Aliás, vou comentar sobre a noção de passabilidade. Tendo em vista que a homossexualidade entra em conflito intrínseco com a socialização masculina, sou adepto da hipótese de que toda passabilidade heterossexual de homens gays recorre a uma performance artificial, que fetichiza a masculinidade e a torna objeto de mimese.

O homossexual aceito é o homossexual que não parece um, ou seja, o que preserva toda a performance de homens cuja subjetividade se direciona ao consumo misógino de mulheres. Por isso, o homossexual aceito é aquele que, além da performance masculina, não expõe a própria sexualidade, ao ponto de permitir que todos esqueçam que ele é gay.

Daí advém a dificuldade, por exemplo, de expor beijo gay em novela e etc. O fato é que os homossexuais que adotam a performance heteronormativa o fazem para negar a própria homossexualidade, buscando se integrar a uma sociedade que não aceita desvios aparentes e apenas “tolera” as diferenças quando elas não afetam mais os sentidos.

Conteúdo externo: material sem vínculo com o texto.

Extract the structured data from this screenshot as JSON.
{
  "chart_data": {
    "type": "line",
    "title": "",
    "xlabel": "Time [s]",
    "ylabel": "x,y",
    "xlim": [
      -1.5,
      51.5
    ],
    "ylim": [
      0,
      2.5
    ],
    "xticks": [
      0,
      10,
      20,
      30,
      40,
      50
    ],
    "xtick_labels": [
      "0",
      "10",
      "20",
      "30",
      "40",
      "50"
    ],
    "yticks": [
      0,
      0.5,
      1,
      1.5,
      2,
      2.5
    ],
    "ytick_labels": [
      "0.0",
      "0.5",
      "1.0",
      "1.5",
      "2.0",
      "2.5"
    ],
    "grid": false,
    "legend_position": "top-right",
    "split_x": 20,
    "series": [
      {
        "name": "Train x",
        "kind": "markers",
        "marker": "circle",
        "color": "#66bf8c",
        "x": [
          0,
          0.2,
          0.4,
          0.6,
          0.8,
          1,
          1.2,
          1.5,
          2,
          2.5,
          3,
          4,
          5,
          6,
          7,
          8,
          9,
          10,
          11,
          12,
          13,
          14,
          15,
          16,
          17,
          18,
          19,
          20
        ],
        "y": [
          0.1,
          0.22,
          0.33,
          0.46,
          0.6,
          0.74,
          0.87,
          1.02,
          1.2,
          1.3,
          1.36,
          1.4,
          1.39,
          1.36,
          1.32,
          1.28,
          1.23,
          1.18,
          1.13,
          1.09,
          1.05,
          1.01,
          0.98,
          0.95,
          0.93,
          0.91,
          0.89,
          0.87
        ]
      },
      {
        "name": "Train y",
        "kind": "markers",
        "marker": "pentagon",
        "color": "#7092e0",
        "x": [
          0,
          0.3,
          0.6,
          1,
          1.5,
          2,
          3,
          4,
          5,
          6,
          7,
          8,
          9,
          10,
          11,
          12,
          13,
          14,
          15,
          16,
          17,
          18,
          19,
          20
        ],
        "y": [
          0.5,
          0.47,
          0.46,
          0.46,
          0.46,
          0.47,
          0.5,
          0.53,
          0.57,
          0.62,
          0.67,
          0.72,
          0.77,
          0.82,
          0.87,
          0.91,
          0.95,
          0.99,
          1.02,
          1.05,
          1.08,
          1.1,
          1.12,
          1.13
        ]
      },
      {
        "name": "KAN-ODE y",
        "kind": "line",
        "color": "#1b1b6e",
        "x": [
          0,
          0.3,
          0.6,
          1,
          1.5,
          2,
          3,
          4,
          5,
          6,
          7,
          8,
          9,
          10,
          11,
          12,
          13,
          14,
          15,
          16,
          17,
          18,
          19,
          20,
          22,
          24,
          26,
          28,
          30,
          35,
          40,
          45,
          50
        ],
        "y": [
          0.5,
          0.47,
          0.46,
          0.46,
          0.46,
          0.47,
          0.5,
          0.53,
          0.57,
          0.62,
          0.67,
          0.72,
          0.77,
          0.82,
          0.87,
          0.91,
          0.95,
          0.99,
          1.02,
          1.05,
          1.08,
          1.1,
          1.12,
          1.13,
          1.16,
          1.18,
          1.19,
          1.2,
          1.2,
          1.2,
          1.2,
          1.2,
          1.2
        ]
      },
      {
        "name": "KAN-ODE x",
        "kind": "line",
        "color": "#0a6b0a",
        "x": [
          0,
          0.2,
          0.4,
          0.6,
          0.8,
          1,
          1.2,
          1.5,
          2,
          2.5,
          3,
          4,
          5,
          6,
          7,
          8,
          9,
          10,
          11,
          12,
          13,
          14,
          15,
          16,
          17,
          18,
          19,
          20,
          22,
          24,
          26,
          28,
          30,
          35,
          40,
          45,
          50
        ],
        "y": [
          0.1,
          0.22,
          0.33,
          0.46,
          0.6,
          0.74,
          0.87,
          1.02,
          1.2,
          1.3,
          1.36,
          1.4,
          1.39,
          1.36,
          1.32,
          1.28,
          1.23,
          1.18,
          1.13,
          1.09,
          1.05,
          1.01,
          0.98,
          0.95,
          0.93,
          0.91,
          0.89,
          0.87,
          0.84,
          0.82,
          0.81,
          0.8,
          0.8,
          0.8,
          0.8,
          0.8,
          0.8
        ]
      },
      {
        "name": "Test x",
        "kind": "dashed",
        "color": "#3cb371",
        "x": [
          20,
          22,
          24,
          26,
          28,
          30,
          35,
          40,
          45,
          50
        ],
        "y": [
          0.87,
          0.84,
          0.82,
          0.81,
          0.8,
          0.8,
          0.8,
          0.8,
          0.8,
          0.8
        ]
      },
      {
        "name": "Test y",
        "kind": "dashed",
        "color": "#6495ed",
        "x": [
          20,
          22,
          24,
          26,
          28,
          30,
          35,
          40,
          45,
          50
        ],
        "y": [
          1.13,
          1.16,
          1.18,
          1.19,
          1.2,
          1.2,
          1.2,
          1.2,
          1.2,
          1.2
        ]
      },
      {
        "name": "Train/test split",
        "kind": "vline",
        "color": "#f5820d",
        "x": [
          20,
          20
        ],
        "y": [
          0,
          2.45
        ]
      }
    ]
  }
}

Obviamente que a melhor arma da invisibilização é fazer as próprias vítimas introjetarem os pressupostos da opressão, fazendo-as achar que “não precisam deixar de ser homens para serem gays”, ou seja, que podem deixar de aparentar ser gays.

Enfim, acredito que, em função da intersecção íntima e inseparável entre sexualidade e gênero, a noção de homem-cis merece todas as ressalvas para não cair na opressão de invisibilizar a homofobia existente.

Entender a homossexualidade é entender o impacto dela sobre a construção de gênero e como isso se relaciona com o ser-homem.

E, cabe a ressalva, é evidente que o ser-gay não envolve necessariamente ir em direção à feminilidade, como alguns gays “discretos” devem protestar, mas algo precisa ser asseverado aqui: ser lido como gay é nunca ser aceito como plenamente homem do ponto de vista da sociedade heteronormativa-machista-homofóbica, não importa o quão masculino pareça, de forma que estabelecer uma performance masculina buscando atenuar a homofobia nunca será uma defesa real.

Ela somente assevera os pressupostos já existentes da construção masculina-heteronormativa-machista-homofóbica padrão e só lhe torna integrável por justamente militar a favor dela.

Entretanto, afirmo, nunca estaremos emancipados se nossa referência de positividade for os pressupostos da própria opressão.